Clara foi direita à irmã. Trazia ainda no rosto toda a indignação causada por o que tinha ouvido a Joana e depois vira confirmado já. Tinham-lhe contado a ofensa que a irmã recebera aquela manhã, não lhe aparecendo discípulas; conservava ainda vermelhos os olhos de tanto que, por isso, havia chorado.
Chamando Margarida à parte, disse-lhe com voz trémula de raiva:
- Margarida, estou resolvida a acabar com isto. Não devo, não posso, não hei-de consentir que assim te percas por mim. Vou dizer tudo. Se tu és forte, eu também tenho forças; menos para isto, para te ver assim insultar, Guida, minha pobre Guida!
E as lágrimas saltavam-lhe dos olhos, ao abraçar a irmã.
- Cala-te, cala-te, não digas loucuras. Se soubesses?... Olha, já estou de bem com essa gente toda, essa pobre gente que é boa no fundo afinal, coitada. Ainda agora...
E Margarida contou, com sorrisos, toda a cena do largo.
- Pois sim - disse Clara depois de ouvi-la - mas ficarão suspeitosos; ouvirás ditos, viverás debaixo das desconfianças desses, que, todos juntos, te não valem, Guida; e isso não me deixaria sossegar.

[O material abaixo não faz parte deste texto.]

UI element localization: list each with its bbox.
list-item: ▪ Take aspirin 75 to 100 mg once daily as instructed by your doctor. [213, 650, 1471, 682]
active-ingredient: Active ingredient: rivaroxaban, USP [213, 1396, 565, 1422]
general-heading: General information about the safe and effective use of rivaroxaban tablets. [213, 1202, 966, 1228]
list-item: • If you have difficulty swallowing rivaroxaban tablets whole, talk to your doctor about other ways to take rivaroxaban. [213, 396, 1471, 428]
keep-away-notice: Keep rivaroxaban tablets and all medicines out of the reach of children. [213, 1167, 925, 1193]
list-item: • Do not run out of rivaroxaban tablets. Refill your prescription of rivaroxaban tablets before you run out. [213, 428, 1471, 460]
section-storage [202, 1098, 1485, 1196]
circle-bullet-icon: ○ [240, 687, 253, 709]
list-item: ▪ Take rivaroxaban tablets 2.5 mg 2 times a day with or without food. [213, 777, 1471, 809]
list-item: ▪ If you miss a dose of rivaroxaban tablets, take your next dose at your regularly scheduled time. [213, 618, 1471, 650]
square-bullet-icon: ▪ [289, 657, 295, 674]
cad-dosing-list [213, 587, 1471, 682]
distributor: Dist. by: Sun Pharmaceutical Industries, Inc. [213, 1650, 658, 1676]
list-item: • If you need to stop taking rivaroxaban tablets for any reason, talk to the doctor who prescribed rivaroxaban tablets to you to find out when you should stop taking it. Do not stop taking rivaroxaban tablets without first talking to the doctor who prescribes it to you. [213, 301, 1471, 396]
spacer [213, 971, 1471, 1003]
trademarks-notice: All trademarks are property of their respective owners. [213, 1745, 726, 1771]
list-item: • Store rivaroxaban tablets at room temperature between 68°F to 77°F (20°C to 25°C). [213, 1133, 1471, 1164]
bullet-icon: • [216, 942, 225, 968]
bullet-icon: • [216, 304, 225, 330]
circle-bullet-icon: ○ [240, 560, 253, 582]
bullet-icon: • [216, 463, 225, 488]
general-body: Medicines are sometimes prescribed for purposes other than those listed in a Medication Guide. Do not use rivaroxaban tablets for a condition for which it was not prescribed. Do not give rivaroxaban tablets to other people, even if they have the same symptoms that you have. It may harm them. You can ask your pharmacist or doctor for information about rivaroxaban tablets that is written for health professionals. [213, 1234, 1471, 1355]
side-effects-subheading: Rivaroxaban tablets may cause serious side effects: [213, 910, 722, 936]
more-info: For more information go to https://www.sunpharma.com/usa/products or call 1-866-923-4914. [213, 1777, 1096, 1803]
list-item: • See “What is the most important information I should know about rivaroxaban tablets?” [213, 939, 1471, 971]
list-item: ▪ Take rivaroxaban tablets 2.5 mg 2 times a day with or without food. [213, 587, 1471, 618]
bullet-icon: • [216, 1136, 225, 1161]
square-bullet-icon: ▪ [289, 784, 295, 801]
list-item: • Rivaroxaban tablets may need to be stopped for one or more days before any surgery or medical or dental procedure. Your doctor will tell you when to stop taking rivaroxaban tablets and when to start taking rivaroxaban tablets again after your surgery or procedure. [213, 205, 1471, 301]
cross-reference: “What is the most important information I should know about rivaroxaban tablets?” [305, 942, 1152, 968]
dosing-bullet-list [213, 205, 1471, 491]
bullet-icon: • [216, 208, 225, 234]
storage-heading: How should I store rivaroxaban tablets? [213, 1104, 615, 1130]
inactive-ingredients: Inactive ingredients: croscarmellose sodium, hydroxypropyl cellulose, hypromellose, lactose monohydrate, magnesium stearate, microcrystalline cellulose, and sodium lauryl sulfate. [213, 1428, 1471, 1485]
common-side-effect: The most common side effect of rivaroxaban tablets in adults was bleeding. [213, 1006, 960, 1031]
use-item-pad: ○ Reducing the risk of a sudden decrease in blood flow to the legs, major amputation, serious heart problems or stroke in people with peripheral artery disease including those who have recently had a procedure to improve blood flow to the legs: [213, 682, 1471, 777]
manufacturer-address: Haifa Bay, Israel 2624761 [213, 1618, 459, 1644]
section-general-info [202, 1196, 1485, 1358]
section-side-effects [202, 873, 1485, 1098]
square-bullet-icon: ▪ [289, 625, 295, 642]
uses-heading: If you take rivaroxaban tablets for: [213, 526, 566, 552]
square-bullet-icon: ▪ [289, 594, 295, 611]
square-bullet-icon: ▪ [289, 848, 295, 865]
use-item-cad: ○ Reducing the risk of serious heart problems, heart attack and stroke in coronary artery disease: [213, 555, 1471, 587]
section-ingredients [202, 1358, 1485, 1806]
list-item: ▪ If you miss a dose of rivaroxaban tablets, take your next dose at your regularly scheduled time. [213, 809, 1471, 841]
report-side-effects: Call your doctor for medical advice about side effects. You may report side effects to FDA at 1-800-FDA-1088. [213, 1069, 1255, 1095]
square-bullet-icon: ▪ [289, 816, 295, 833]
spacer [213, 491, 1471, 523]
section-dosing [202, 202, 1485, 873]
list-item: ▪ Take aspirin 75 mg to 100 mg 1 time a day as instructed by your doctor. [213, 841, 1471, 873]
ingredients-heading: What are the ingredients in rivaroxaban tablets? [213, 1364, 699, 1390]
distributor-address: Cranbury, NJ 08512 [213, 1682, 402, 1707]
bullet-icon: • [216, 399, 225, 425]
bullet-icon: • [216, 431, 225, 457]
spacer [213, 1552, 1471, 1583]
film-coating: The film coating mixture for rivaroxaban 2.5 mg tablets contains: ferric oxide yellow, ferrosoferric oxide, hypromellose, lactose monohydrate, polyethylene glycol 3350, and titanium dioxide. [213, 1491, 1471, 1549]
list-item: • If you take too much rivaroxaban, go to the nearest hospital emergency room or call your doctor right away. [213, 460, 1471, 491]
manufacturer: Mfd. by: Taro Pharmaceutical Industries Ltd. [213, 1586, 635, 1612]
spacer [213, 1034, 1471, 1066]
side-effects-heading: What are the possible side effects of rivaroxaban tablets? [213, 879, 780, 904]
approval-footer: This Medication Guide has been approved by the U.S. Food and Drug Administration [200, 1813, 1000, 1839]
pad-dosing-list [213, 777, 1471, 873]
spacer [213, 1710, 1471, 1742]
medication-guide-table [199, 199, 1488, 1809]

Ora Diz-me se, por alguma coisa do mundo, aceitarias de mim um sacrifício tamanho?
- Quem sabe? - disse Margarida, fazendo por sorrir e depois acrescentou: - Outra coisa me aflige neste momento mais, bem mais, que tudo isso. Não sabes que morreu o nosso pobre amigo?
- Sei; soube-o de Daniel, que vinha de lá.
- Pois falaste-lhe? - perguntou Margarida, baixando os olhos por se lembrar da cena, que no capítulo antecedente descrevemos.
- Falei. Foi ele que me disse que tinha morrido aquele infeliz.
Fui-lhe rezar junto do leito. E lá, outra vez, aconselhou-me Deus que não abandonasse a minha ideia.
- Então que ideia tiveste tu? - perguntou Margarida.